Mengendarai motor menjadi bagian yang tidak terlupakan dari proses untuk sungguh bisa sendiri tanpa didampingi siapapun. Teringat kala itu aku berada di kelas 6 SD yang sudah penasaran dengan mengendarai motor. Ketika ingin belajar mengendarai motor sendiri selalu tidak dijinkan karena belum usianya. Barulah ketika memasuki SMP untuk pertama kalinya aku belajar mengendarai motor berada di lapangan ksatrian Wonosari bersama Kakakku.
Uniknya pertama kali belajar mengendarai motor pertama kali aku seneng. Bisa dilapangan yang luasnya tidak berbeda jauh dari Alkid Jogja. Kemudian ketika berada di jalan yang lebih besar, aku kesulitan, terutama untuk belok aku takut. Kesulitanpun aku rasakan ketika menggunakan motor yang ada giginya. Tambah kurangnya aku itu sulit. Kalau mau belok kanan atau kiri selalu takut dan teriak "Kanan" atau "Kiri".
1 mingguan berlatih aku tetap tidak bisa mengendarai motor gigi sendiri. Akhirnya berhenti belajar mengendarai motor. Ke sekolahpun aku harus menggunakan sepeda wanita. Meski begitu keinginan untuk bisa mengendarai motor sendiri terasa kuat.Ingin bisa mandiri ke manapun menggunakan motor tanpa merepotkan siapapun. Hingga tiba masa SMA aku setelah lama berhenti belajar mengendarai motor sendiri, aku iseng mencoba mengendarai motor gigi ke tempat ramai berjarak 5 kilometer dari rumah. Dan aku bisa mengendarai motor gigi dengan tetap tidak bisa pas untuk nambah dan kurangnya.
Kesulitan di motor gigi membuat Orang Tuaku membelikan aku motor matic yang lebih mudah untuk dikendarai. Kelas 2 SMA pun aku kesekolah berubah dari sepeda menjadi motor. Lebih enak dalam perjalanan dan tidak lagi merepotkan siapapun dalam perjalanan kemanapun. Masa SMA ini dibelikan motor juga untuk persiapan aku merantau ke kota Jogja yang berjarak sekitar 2 jam dari rumah.
Masa merantau tiba. Ini masa aku sering kecelakaan menggunakan motor matic. Kecelakaan terparah sampai tangan harus menggunakan gip karena jatuh di jalan antara perantauan dan rumah saat hujan. Setelah itu berhenti moment kecelakaan di jalan. Konon ini hal normal dalam proses menjadi pengendara motor yang canggih. Dan itulah yang aku rasakan dalam proses bisa mengendarai motor hingga sungguh bisa mengendarai motor kemanapun, kecuali motor gigi. Sampai aku menulis ini saja aku masih kesulitan dalam mengendarai motor gigi.

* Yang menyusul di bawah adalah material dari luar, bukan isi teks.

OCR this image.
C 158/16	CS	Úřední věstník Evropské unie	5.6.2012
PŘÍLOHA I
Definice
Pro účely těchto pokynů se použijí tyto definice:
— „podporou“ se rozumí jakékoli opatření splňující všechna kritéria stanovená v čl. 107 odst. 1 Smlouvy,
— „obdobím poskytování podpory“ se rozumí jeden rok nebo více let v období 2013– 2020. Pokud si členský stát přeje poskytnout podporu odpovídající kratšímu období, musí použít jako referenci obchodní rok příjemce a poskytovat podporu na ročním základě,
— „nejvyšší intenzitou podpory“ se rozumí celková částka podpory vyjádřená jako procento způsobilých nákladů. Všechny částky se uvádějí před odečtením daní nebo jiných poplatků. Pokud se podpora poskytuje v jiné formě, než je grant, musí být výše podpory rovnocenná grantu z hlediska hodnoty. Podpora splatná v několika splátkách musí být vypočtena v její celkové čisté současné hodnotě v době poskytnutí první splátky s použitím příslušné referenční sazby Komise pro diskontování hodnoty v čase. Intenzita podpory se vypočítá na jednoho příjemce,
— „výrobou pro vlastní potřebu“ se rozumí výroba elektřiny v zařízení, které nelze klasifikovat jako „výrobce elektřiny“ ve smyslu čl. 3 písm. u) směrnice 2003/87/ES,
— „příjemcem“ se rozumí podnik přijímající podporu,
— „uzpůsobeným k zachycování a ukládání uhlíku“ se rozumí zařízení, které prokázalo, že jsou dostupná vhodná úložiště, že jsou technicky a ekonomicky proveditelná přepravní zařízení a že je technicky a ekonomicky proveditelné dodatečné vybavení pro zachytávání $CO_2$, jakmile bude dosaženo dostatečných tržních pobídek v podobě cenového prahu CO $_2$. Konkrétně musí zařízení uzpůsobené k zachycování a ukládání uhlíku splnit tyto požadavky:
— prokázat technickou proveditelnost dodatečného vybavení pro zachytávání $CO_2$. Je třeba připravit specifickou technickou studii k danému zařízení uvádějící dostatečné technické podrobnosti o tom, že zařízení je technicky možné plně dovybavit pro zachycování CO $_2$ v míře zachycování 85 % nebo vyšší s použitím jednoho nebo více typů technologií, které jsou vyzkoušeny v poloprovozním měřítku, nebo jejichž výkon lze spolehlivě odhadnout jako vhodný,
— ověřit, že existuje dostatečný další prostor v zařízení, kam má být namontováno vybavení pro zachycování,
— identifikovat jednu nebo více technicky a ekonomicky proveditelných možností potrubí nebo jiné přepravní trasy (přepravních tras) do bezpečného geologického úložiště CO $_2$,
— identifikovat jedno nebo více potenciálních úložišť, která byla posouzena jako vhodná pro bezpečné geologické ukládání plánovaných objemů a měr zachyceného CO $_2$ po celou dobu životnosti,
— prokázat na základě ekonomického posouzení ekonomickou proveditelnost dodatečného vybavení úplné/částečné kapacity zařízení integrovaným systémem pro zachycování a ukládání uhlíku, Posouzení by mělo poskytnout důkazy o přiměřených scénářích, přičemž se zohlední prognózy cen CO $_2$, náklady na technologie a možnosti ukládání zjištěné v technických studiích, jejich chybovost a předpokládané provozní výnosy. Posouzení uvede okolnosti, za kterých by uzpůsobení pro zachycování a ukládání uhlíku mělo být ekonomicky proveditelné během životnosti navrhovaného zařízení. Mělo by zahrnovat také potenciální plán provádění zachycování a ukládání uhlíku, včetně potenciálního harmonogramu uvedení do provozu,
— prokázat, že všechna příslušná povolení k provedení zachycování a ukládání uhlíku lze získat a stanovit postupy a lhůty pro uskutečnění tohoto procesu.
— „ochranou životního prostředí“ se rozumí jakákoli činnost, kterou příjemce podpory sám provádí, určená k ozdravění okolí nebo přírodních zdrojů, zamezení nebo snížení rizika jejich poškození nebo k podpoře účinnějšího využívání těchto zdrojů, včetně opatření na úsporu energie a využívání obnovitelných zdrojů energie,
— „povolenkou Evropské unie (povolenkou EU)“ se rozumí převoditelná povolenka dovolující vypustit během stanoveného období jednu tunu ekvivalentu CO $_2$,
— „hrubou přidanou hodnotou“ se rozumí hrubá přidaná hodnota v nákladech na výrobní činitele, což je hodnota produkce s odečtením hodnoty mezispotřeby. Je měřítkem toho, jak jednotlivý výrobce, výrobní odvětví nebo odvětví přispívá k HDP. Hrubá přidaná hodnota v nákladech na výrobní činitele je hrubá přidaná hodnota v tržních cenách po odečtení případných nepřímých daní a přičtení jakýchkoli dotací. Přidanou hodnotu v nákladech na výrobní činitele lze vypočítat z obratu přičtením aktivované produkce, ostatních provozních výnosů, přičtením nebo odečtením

Semester akhir saat aku pulang dari penelitian skripsi di daerah Prambanan aku pernah pulang dalam kondisi hujan deras. Ini membuat aku jatuh di jalan Solo - Jogja yang cukup ramai. Beruntungnya lukaku tidak parah dan rusaknya motorku juga tidak parah. Kecelakaan masa skripsian itu menjadi kecelakaan terakhir hingga aku menulis tulisan ini. Kecelakaan menggunakan motor yang wajar adanya bagi pembelajar.
Pengembangan diri dalam belajar mengendarai motor menjadi satu kesatuan yang unik dan menyenangkan jika diingat kembali pada masa sudah bisa mengendarai motor jarang kecelakaan. Sebab kecelakaan saat mengendarai motor itu bisa menjadi bagian dari pembelajaran pengembangan diri untuk masuk tahap lebih profesional. Belajar dan terus belajar.